A propos de Qu’est-ce que les Lumières ? de Kant (1784)

Le Siècle des Lumières est marqué par l’affirmation de valeurs comme la liberté, la tolérance et l’égalité. Ce mouvement intellectuel, traversant toute l’Europe du XVIIIe siècle, rassemble des penseurs aussi variés que Montesquieu, Voltaire, Rousseau ou Diderot en France, Locke et Shaftesbury en Angleterre, Mandeville aux Pays-Bas, ou encore Hume, Smith et Hutcheson en Écosse. En Allemagne, Leibniz, Kant et Lessing jouent un rôle fondamental dans la réflexion sur l’autonomie de la pensée.

Un moment européen : penser les Lumières à travers plusieurs traditions

Lessing et Mendelssohn : éduquer la raison pour l’émanciper

Avant Kant, d’autres auteurs allemands s’étaient interrogés sur ce que signifie “les Lumières” (Aufklärung). Lessing (1729–1781) et Moses Mendelssohn (1729–1786), figures du judaïsme des Lumières, affirment que l’être humain possède dès sa naissance une raison qui, bien qu’inachevée, peut être développée. La raison doit être éduquée pour pouvoir y parvenir : il s’agit donc d’éduquer la raison, c’est à dire de révéler à la raison le pouvoir de compréhension qu’elle possédait sans le savoir à l’état natif, mais qu’elle ne possédera en vérité qu’après coup, lorsque éduquée, elle sera devenue adulte. (Proust, 1991). Autrement dit, il faut pouvoir apprendre et avoir du recul sur notre apprentissage. Les Lumières apparaissent alors comme l’éducation de la raison ainsi que sa conduite.

David Hume : l’expérience sensible comme fondement de la pensée

Le XVIIIe siècle est aussi le siècle de l’empirisme, courant développé notamment par David Hume (1711–1776). Pour Hume, notre croyance dans la causalité n’est qu’une habitude de penser, formée par l’expérience répétée. Il rejette toute certitude métaphysique : ce n’est pas la raison qui nous convainc que le feu brûle, mais l’habitude d’avoir ressenti cette brûlure.

Kant reconnaît l’influence déterminante de Hume sur sa propre pensée, allant jusqu’à écrire que la lecture de Hume l’a « réveillé de son sommeil dogmatique ».

🟦 Anecdote : Kant aurait été si bouleversé par la remise en question des fondements de la connaissance par Hume qu’il interrompit pendant des années ses cours pour repenser l’ensemble de son système philosophique — ce qui aboutira à la Critique de la raison pure (1781).
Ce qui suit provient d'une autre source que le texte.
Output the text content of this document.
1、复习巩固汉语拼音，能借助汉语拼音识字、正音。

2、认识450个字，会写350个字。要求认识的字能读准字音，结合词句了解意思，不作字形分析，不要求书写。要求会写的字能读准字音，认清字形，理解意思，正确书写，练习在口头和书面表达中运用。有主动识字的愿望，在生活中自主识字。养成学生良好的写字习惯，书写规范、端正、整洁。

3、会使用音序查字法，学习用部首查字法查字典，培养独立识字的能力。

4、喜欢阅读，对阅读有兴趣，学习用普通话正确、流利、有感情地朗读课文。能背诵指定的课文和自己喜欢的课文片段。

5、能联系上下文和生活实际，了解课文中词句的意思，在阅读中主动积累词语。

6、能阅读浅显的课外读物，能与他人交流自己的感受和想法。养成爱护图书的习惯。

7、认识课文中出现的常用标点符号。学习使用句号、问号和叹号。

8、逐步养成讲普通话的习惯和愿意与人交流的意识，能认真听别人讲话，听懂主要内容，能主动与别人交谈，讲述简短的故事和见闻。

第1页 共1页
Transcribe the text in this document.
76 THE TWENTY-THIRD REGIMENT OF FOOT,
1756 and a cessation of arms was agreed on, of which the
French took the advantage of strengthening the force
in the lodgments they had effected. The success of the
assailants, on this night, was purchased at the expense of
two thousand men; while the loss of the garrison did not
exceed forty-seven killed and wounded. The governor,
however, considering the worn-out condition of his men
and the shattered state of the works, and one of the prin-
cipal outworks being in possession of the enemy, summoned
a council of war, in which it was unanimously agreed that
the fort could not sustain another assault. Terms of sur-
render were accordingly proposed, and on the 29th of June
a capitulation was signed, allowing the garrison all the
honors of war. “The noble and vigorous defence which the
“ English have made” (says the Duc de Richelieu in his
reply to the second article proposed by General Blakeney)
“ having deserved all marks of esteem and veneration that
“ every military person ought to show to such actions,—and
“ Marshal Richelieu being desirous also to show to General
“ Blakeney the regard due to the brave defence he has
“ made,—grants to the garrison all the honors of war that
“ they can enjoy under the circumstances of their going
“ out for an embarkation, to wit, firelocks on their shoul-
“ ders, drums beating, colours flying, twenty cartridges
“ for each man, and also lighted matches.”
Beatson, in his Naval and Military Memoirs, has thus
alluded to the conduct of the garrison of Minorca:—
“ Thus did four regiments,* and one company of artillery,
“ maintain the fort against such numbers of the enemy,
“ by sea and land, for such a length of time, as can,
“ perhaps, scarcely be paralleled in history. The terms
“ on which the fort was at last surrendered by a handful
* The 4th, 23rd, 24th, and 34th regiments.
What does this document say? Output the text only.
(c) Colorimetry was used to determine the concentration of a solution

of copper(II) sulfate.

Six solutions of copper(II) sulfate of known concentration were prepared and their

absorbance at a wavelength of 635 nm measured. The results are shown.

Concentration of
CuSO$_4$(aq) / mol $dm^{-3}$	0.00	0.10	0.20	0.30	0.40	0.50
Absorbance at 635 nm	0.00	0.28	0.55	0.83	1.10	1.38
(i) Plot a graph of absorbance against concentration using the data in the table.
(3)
Kant et la définition des Lumières : penser par soi-même

Sortir de la minorité intellectuelle

Dans Qu’est-ce que les Lumières ?, Kant se donne donc pour objectif de prolonger le travail de ses prédécesseurs en le synthétisant également. Le texte de Kant est célèbre par deux formules :

Les Lumières, c’est la sortie de l’homme hors de l’état de tutelle dont il est lui-même responsable et Sapere aude (Ose penser par toi-même).

L’état de tutelle dont parle Kant fait écho aux écrits de Lessing et de Mendelssohn : il s’agit, écrit Kant, de l’incapacité de se servir de son entendement sans la conduite d’un autre. Pis encore :

On est soi-même responsable de cet état de tutelle quand la cause tient non pas à une insuffisance de l’entendement mais à une insuffisance de la résolution et du courage de s’en servir sans la conduite d’un autre.


Autrement dit, si l’entendement doit être éduqué (insuffisance), il doit être amené à être autonome avec l’éducation. Pour autant, si on n’est pas résolu à devenir autonome, on reste dans cet état de tutelle qui est contraire à l’esprit des Lumières. Kant l’explique par la paresse et la lâcheté, en donnant l’exemple des ressources sur lesquelles on peut s’appuyer pour ne pas avoir à raisonner (les livres ou les directeurs de conscience). On retrouve donc une forme de scepticisme à adopter, chère à Descartes ou Hume, pour s’affranchir de l’état de tutelle.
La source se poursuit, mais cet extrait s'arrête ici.